The Dodge Airflow truck was a special request model truck that Dodge introduced in late 1934 and available through 1940. It used styling cues from Chrysler Airflow cars and the Divco 1937 Model-B delivery vans. Most of the 265 units produced were fitted with streamlined tank truck bodies, and were used by major oil companies, like Texaco, Socony-Vacuum Oil Company and Esso.

== History ==
Airflow trucks were based on standard Dodge models, so from an engineering point of view they were rather conventional, despite their striking look. Five model names were assigned successively to the Airflow production; namely K-52, LM-70, LM-71, RX-70 and RX-71.

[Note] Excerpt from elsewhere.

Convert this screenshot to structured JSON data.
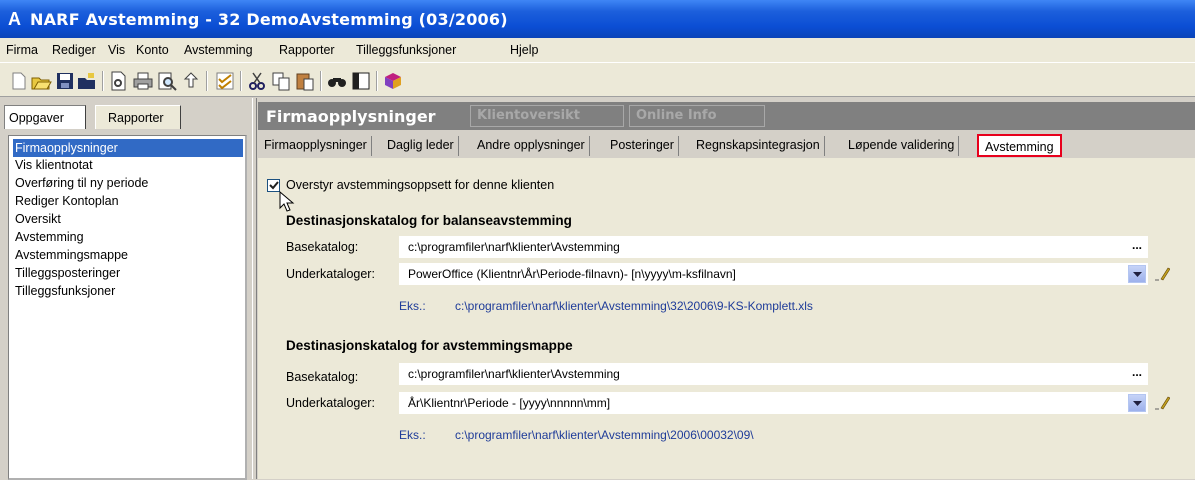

Garwood Industries and Heil Co. of Milwaukee, Wis, among others, were the producers of the tank bodies; while the bodies of two beer trucks for Joseph Schlitz Brewing Company were built by H. Barkow Co., of Milwaukee.

== On display ==
One is on display at the Henry Ford Museum, in a Texaco design.

A restored 1940 Dodge RX70 Airflow Texaco tanker truck is on display at the Transport World museum in Invercargill, New Zealand. This truck is believed to be the only one of its type in the world that can still be driven. It was a highlight of the 2017 Southland Truck Parade held in Invercargill in October 2017.

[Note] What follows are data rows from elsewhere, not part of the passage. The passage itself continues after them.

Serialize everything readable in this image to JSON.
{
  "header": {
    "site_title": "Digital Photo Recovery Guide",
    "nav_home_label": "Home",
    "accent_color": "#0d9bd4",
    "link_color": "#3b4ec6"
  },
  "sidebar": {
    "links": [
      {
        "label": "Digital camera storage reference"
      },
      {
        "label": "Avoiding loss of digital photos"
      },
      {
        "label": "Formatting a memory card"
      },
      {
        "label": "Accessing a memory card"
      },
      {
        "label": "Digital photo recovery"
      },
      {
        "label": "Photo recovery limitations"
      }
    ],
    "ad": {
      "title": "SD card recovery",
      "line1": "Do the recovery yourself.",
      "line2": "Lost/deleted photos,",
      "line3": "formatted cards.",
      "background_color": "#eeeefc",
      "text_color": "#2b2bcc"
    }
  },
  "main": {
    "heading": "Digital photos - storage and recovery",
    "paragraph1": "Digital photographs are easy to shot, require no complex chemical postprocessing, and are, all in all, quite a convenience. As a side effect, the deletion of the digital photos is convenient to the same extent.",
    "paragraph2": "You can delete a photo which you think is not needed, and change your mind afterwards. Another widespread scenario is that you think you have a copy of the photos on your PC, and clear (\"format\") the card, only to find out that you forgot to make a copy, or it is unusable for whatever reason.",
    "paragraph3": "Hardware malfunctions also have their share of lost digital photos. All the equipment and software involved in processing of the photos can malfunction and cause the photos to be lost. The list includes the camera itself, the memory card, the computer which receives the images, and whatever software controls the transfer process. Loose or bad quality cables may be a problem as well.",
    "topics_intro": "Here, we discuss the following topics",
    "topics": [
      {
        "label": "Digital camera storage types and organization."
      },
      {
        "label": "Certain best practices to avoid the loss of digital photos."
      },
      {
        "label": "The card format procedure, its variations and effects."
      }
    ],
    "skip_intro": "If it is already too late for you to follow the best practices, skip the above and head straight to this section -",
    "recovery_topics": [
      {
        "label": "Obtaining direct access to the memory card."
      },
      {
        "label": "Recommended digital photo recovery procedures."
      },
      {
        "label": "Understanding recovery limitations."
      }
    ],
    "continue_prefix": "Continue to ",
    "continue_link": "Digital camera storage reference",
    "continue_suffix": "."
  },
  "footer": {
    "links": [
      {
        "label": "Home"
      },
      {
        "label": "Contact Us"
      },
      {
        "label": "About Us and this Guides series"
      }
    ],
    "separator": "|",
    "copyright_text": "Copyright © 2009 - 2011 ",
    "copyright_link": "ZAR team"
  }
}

==Other streamlined tanker trucks==
By the same years other streamlined tanker bodies were fitted to more conventional chassis-cabs of other truck makers, like Mack, International and Diamond T.

Specially unconventional and noteworthy were the impressive Texaco's Diamond T Doodlebug tankers, designed by the futuristic industrial designer Norman Bel Geddes. They featured a Heil low profile body and used a Hercules six-cylinder engine mounted in the rear and a large radiator behind it. Air pressure actuated the four-speed gearbox and clutch, using the same pneumatic system for braking. A compound-curved windshield and curved side glass were also noticeable features.

In Australia the Socony Vacuum Oil Company owned several remarkable streamlined Reo Speed Tankers. These trucks were built on Reo Cab over-engine three-Ton chassis. Bodies were built by Martin & King Coachbuilders in Melbourne.